Medical malpractice lawsuits tend to require complex scientific evidence. Because the judge or jury do not typically have the medical background necessary to understand the evidence presented to them, the parties will use experts to analyze the evidence and provide the court with their expert opinions on what happened.
Most people who testify in court are not permitted to give opinion evidence. The court typically is only interested in hearing what a witness did, saw, heard, smelled, felt or tasted. The exception to this rule is that if someone is designated by the court to be an expert in a particular field, they are permitted to give an opinion within that field of expertise. The judge or jury can then use that opinion in reaching a decision, if they so choose. They do not have to accept the opinion of the expert and frequently there will be conflicting opinions from different experts, requiring the judge or jury to choose which expert they prefer.

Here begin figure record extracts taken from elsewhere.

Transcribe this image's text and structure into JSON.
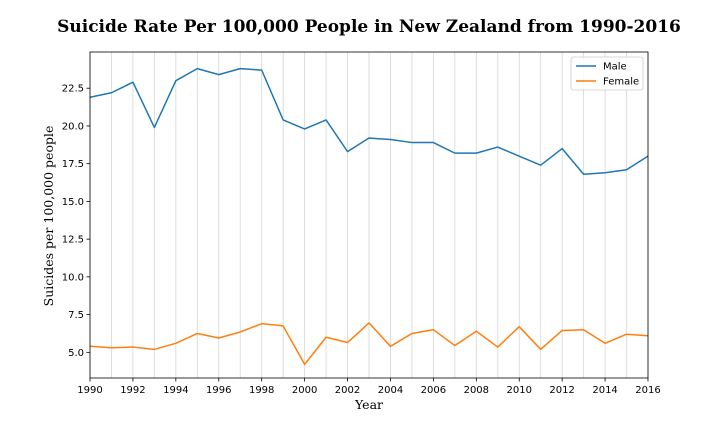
{
  "chart_data": {
    "type": "line",
    "title": "Suicide Rate Per 100,000 People in New Zealand from 1990-2016",
    "xlabel": "Year",
    "ylabel": "Suicides per 100,000 people",
    "x": [
      1990,
      1991,
      1992,
      1993,
      1994,
      1995,
      1996,
      1997,
      1998,
      1999,
      2000,
      2001,
      2002,
      2003,
      2004,
      2005,
      2006,
      2007,
      2008,
      2009,
      2010,
      2011,
      2012,
      2013,
      2014,
      2015,
      2016
    ],
    "xlim": [
      1990,
      2016
    ],
    "ylim": [
      3.3,
      24.9
    ],
    "x_ticks": [
      1990,
      1992,
      1994,
      1996,
      1998,
      2000,
      2002,
      2004,
      2006,
      2008,
      2010,
      2012,
      2014,
      2016
    ],
    "y_ticks": [
      5.0,
      7.5,
      10.0,
      12.5,
      15.0,
      17.5,
      20.0,
      22.5
    ],
    "y_tick_labels": [
      "5.0",
      "7.5",
      "10.0",
      "12.5",
      "15.0",
      "17.5",
      "20.0",
      "22.5"
    ],
    "grid": "vertical",
    "legend_position": "top-right",
    "series": [
      {
        "name": "Male",
        "color": "#1f77b4",
        "values": [
          21.9,
          22.2,
          22.9,
          19.9,
          23.0,
          23.8,
          23.4,
          23.8,
          23.7,
          20.4,
          19.8,
          20.4,
          18.3,
          19.2,
          19.1,
          18.9,
          18.9,
          18.2,
          18.2,
          18.6,
          18.0,
          17.4,
          18.5,
          16.8,
          16.9,
          17.1,
          18.0
        ]
      },
      {
        "name": "Female",
        "color": "#ff7f0e",
        "values": [
          5.4,
          5.3,
          5.35,
          5.2,
          5.6,
          6.25,
          5.95,
          6.35,
          6.9,
          6.75,
          4.2,
          6.0,
          5.65,
          6.95,
          5.4,
          6.25,
          6.5,
          5.45,
          6.4,
          5.35,
          6.7,
          5.2,
          6.45,
          6.5,
          5.6,
          6.2,
          6.1
        ]
      }
    ]
  }
}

Expert evidence is commonly used in medical malpractice cases to prove the standard of care that was expected of the practitioner accused of malpractice, and whether that standard was met. Most claimants in a medical malpractice case will require at least one expert to prove this part of the case. If the claimant fails to provide expert evidence for the court, the case may be dismissed before the trial even begins.
It is very rare that a medical malpractice case will proceed to trial without any expert evidence. In order for this to occur, the mistake made by the medical practitioner would have to be glaringly obvious to those outside the medical field. For example, if your surgeon dropped his watch into your chest cavity during open-heart surgery, you may not require an expert to tell the court that this falls below the expected standard of care. Most cases of medical malpractice are not so obvious.
In addition to the opinion evidence of an expert, you will likely need to provide additional evidence to show that the actions or omissions of the healthcare practitioner caused the damages that you suffered. This may require expert evidence as well, but medical records and your own testimony in addition to the testimony of other witnesses may be sufficient.
Your experienced medical malpractice lawyer will be able to advise you on precisely what evidence you will require to prove your case.